A plane from New Zealand has flown to Tonga to inspect the damage caused by a massive volcanic explosion that created a tsunami.
The eruption engulfed the Pacific islands in ash, disrupting power and communications. According to the International Federation of Red Cross and Red Crescent Societies (IFRC), up to 80,000 individuals could be affected.
So far, no deaths have been reported. However, information is limited, and New Zealand and Australia have dispatched surveillance planes to assess the extent of the damage.
On Saturday, the underwater volcano erupted, blasting a plume of ash into the sky and causing Tonga to issue warnings of 1.2m (4ft) waves. The eruption was so strong that it could be heard 2,383 kilometres (1,481 miles) away in New Zealand.

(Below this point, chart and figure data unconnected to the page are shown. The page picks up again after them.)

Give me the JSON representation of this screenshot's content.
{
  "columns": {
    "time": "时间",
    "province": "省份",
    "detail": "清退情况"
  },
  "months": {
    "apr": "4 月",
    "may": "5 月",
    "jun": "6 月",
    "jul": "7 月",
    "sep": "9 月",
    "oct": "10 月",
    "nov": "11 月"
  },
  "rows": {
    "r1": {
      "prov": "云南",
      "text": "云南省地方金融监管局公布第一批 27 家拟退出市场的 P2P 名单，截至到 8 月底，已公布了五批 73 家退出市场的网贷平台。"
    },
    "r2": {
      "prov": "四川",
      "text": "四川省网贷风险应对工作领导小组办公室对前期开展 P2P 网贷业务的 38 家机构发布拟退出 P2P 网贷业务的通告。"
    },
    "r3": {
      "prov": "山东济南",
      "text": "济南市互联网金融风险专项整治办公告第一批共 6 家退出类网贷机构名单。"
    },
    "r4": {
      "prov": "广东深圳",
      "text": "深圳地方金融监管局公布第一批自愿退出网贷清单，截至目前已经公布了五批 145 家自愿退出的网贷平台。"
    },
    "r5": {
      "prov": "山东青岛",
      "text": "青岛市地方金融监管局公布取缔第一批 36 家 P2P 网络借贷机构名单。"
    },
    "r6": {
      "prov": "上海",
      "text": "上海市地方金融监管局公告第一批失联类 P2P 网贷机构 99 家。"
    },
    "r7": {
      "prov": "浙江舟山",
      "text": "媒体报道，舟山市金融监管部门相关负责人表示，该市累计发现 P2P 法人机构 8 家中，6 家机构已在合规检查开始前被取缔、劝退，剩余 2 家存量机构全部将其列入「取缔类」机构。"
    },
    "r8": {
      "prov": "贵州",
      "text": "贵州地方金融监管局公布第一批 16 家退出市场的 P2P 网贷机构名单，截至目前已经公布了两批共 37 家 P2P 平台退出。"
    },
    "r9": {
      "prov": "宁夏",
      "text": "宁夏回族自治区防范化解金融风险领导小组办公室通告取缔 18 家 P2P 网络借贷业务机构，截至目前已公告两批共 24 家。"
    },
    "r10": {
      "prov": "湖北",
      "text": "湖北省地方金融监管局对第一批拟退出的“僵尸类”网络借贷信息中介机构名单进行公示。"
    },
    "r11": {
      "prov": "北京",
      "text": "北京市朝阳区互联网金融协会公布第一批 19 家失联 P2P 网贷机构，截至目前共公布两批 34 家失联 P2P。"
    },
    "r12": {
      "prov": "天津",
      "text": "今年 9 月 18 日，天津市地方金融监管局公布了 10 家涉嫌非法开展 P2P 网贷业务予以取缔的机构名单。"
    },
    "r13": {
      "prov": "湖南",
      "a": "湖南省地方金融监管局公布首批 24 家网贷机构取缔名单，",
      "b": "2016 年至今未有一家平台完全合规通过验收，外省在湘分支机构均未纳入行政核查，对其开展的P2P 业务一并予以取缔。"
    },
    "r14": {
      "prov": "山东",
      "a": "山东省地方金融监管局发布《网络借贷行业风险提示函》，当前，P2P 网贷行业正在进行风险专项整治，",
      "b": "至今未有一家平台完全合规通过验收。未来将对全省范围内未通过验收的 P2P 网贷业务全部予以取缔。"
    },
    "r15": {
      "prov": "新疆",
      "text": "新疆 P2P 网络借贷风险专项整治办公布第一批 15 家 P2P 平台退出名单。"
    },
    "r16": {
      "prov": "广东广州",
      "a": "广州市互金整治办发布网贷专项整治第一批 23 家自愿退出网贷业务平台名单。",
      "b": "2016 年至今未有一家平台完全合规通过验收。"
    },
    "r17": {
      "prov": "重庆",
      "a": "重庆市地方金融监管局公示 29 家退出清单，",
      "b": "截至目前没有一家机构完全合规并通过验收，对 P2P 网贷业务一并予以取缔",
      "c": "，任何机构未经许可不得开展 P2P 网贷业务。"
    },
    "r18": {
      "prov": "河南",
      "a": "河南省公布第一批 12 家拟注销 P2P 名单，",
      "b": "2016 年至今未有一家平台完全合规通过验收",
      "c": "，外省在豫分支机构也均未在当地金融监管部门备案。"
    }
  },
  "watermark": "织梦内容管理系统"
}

After being covered with a layer of volcanic ash, New Zealand’s Acting High Commissioner in Tonga, Peter Lund, has described the island nation as looking like a moonscape.
Videos showed traffic congestion as residents evacuated low-lying areas by car as the sky darkened with ash. Tonga’s internet and phone lines went down hours later, rendering the island’s 105,000 citizens virtually unavailable.
The volcano had been erupting for several days before the major eruption. Sulphur and ammonia smells were detected in some regions, according to the Tonga Meteorological Agency.
According to Ms Ardern, power was slowly being restored to some parts of the island, and mobile phones were starting to operate again. The condition of certain coastal areas, on the other hand, remained unknown.
Many Tongans in Australia and New Zealand have grown frightened for their safety due to their inability to communicate with their friends and family.
Fatima claimed she had not heard from her colleague, who owns a beachside restaurant in Nuku’alofa, Tonga’s capital.
Some outlying islands appear to have been inundated by the ocean, according to satellite photographs.
Experts claim the Hunga-Tonga-Ha’apai volcano’s eruption was one of the region’s most violent in decades.
It prompted tsunami warnings in several nations, including Japan and the United States, where coastal areas of California and Alaska were flooded.